EX-8.2 5 d745146dex82.htm EX-8.2 EX-8.2

Exhibit 8.2

June 19, 2014

Digital Cinema Destinations Corp.

250 East Broad Street

Westfield, NJ 07090

Attn: A. Dale Mayo

 

  Re: Carmike/Digiplex Merger

Ladies and Gentlemen:

We have acted as counsel to Digital Cinema Destinations Corp., a Delaware corporation (“Digiplex”), in connection with the Agreement and Plan of Merger dated as of May 15, 2014 (the “Merger Agreement”), by and among Digiplex, Carmike Cinemas, Inc., a Delaware corporation (“Carmike”) and Badlands Acquisition Corporation, a Delaware corporation and a wholly-owned subsidiary of Carmike (“Merger Sub”), pursuant to which Merger Sub shall be merged with and into Digiplex with Digiplex as the surviving corporation (the “Merger”) on the terms and conditions set forth therein.

For purposes of this letter, capitalized terms used and not otherwise defined herein shall have the meanings ascribed thereto in the Merger Agreement.

In rendering our opinion, we have examined such documents as we have deemed appropriate, including (i) the Merger Agreement, (ii) the Registration Statement on Form S-4 (the “Registration Statement”) filed by Carmike with the Securities and Exchange Commission (the “Commission”) under the Securities Act of 1933, as amended (the “Securities Act”), relating to the proposed Merger, and (iii) the representation letters of Digiplex and Carmike (together with Merger Sub) delivered to us for purposes of this opinion (the “Representation Letters”), containing representations about factual matters relating to the proposed Merger. In addition, we have examined, and have relied as to matters of fact upon, originals or copies, certified or otherwise identified to our satisfaction, of such corporate records, agreements, documents, and other instruments and have made such other inquiries as we have deemed necessary or appropriate to enable us to render the opinion set forth below. In such examination, we have assumed the genuineness of all signatures, the legal capacity of natural persons, the authenticity of all documents submitted to us as originals, the conformity to original documents of all documents submitted to us as duplicates or certified or conformed copies, and the authenticity of the originals of such latter documents. We have not, however, undertaken any independent investigation of any factual matter set forth in any of the foregoing.
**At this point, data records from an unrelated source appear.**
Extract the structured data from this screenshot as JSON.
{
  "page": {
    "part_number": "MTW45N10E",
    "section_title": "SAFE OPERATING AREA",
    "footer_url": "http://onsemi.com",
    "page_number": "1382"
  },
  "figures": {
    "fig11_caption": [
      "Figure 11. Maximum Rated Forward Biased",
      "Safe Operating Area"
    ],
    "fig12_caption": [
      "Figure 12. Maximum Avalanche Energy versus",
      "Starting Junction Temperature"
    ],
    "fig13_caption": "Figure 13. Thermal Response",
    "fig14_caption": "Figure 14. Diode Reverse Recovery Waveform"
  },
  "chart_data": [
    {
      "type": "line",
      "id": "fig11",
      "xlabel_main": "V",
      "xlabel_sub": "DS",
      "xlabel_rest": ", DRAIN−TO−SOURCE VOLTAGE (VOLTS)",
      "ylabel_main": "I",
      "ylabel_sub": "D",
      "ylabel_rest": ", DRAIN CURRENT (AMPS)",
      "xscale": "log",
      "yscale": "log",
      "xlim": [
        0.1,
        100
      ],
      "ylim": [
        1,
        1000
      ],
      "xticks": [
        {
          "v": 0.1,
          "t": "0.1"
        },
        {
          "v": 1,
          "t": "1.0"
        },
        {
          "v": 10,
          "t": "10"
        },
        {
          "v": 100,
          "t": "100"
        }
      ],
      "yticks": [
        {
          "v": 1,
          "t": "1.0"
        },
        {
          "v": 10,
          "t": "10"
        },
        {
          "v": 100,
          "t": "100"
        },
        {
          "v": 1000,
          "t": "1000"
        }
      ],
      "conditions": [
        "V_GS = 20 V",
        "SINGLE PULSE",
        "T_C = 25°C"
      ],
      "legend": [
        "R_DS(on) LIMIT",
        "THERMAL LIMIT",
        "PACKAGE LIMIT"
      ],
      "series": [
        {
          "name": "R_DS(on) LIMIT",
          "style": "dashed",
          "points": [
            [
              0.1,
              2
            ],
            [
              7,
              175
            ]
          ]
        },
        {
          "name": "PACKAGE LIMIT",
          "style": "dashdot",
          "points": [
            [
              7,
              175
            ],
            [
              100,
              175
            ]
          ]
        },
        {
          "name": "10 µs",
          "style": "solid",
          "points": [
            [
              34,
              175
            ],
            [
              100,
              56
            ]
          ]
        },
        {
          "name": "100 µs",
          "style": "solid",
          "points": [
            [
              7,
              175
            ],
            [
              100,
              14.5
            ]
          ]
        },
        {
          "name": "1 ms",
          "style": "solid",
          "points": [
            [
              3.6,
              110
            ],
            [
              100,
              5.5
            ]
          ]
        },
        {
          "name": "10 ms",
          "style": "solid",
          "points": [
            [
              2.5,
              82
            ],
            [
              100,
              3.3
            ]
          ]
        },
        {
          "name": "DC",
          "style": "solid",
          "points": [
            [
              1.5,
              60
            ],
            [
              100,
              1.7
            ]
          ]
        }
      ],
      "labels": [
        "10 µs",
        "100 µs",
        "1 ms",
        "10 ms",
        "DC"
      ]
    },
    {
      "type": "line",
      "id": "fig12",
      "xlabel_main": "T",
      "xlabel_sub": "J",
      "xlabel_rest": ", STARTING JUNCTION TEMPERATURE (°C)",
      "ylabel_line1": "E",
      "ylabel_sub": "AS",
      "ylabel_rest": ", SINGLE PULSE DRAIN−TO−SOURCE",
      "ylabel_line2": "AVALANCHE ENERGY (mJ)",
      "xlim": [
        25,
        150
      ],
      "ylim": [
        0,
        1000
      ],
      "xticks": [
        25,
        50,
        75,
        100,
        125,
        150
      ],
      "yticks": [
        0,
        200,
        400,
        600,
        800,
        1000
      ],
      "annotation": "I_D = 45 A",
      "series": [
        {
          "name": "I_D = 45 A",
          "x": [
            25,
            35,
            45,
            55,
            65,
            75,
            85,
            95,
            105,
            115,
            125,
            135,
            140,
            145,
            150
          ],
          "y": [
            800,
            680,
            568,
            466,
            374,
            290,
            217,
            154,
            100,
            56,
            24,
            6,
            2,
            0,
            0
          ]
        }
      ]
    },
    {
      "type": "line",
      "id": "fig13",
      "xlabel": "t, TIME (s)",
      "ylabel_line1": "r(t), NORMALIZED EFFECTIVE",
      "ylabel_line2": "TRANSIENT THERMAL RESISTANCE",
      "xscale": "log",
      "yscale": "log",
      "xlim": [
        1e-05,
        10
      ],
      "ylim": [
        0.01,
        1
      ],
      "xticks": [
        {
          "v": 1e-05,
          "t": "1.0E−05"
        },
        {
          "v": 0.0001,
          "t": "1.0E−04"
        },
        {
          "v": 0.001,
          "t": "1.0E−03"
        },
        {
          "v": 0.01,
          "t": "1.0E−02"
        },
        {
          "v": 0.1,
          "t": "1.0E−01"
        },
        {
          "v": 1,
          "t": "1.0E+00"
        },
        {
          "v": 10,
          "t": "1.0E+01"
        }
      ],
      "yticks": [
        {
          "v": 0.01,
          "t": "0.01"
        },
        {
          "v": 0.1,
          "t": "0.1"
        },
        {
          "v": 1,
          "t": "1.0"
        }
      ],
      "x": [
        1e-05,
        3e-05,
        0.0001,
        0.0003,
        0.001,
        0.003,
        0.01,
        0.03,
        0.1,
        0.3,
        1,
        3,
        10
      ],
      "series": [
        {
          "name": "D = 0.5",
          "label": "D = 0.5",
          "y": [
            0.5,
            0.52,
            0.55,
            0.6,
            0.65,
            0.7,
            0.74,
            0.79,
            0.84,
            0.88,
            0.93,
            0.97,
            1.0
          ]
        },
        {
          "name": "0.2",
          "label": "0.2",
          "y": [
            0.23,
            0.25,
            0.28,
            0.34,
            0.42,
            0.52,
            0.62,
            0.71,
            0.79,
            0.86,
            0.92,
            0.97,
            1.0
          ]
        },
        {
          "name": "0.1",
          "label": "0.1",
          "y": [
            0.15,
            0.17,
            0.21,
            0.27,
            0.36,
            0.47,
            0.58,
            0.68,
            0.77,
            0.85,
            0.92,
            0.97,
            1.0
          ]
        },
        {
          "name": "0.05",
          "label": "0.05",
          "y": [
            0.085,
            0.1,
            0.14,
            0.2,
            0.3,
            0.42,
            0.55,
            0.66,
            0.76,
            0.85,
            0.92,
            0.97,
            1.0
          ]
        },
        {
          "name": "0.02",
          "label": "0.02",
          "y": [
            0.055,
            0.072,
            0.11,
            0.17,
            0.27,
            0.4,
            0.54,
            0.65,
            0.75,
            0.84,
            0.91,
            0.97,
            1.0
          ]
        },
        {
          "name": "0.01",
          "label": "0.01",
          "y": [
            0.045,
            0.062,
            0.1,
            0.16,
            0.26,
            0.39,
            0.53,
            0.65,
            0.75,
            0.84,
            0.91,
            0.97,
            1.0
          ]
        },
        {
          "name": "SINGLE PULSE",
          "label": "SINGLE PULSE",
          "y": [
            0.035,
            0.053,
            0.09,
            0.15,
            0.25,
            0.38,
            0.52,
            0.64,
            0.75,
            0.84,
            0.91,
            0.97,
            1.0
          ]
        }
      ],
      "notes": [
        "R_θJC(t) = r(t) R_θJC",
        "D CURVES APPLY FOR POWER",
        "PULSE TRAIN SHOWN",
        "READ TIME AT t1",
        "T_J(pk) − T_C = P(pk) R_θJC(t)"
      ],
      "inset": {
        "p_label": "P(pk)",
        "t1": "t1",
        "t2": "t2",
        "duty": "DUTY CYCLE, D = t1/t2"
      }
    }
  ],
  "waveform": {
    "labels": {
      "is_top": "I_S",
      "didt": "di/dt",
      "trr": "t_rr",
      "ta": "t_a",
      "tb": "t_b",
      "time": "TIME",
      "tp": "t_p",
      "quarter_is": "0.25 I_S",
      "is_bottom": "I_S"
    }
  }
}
Digital Cinema Destinations Corp.

June 19, 2014

Page 2

We have assumed, with your permission, that (i) the Merger will be effected in accordance with the Merger Agreement, (ii) the statements concerning the Merger set forth in the Merger Agreement and the Registration Statement are accurate and complete and will remain accurate and complete at all times up to and including the Effective Time, (iii) the factual representations made by Carmike, Merger Sub and Digiplex in the Representation Letters are and will remain accurate and complete at all times up to and including the Effective Time, and (iv) any factual representations made in the Merger Agreement or the Representation Letters “to the knowledge of,” or based on the belief of, Carmike, Merger Sub or Digiplex or similarly qualified are accurate and complete and will remain accurate and complete at all times up to and including the Effective Time, in each case without such qualification. We also have assumed that the parties have complied with and, if applicable, will continue to comply with, the covenants contained in the Merger Agreement.

Based upon the foregoing, it is our opinion that:

 

  (i) For U.S. federal income tax purposes, the Merger will qualify as a “reorganization” within the meaning of section 368(a) of the Internal Revenue Code.  

 

  (ii) The discussion set forth in the Registration Statement under the caption “United States Federal Income Tax Consequences of the Merger,” insofar as it purports to summarize matters of U.S. federal income tax law and regulations or legal conclusions with respect thereto, constitutes an accurate summary of the matters set forth therein in all material respects.  

Our opinion is based upon existing statutory, regulatory, and judicial authority, as well as published pronouncements of the Internal Revenue Service, any of which may be changed at any time with retroactive effect. In addition, our opinion is based solely on the documents that we have examined, the additional information that we have obtained, and the statements of fact set out herein that we have assumed, with your consent, to be accurate and complete. Our opinion cannot be relied upon if any of the facts contained in such documents or in any such additional information is, or later becomes, inaccurate or if any of the assumed facts set out herein is, or later becomes, inaccurate. Finally, our opinion is limited to the tax matters specifically covered thereby, and we have not been asked to address, nor have we addressed, any other tax consequences of the Merger.

 


Digital Cinema Destinations Corp.

June 19, 2014

Page 3

We are furnishing this opinion in connection with the filing of the Registration Statement and this opinion is not to be relied upon for any other purpose without our prior written consent. We hereby consent to such use of our opinion. In giving such consent, we do not thereby admit that we are in the category of persons whose consent is required under Section 7 of the Securities Act or the rules and regulations of the Commission thereunder.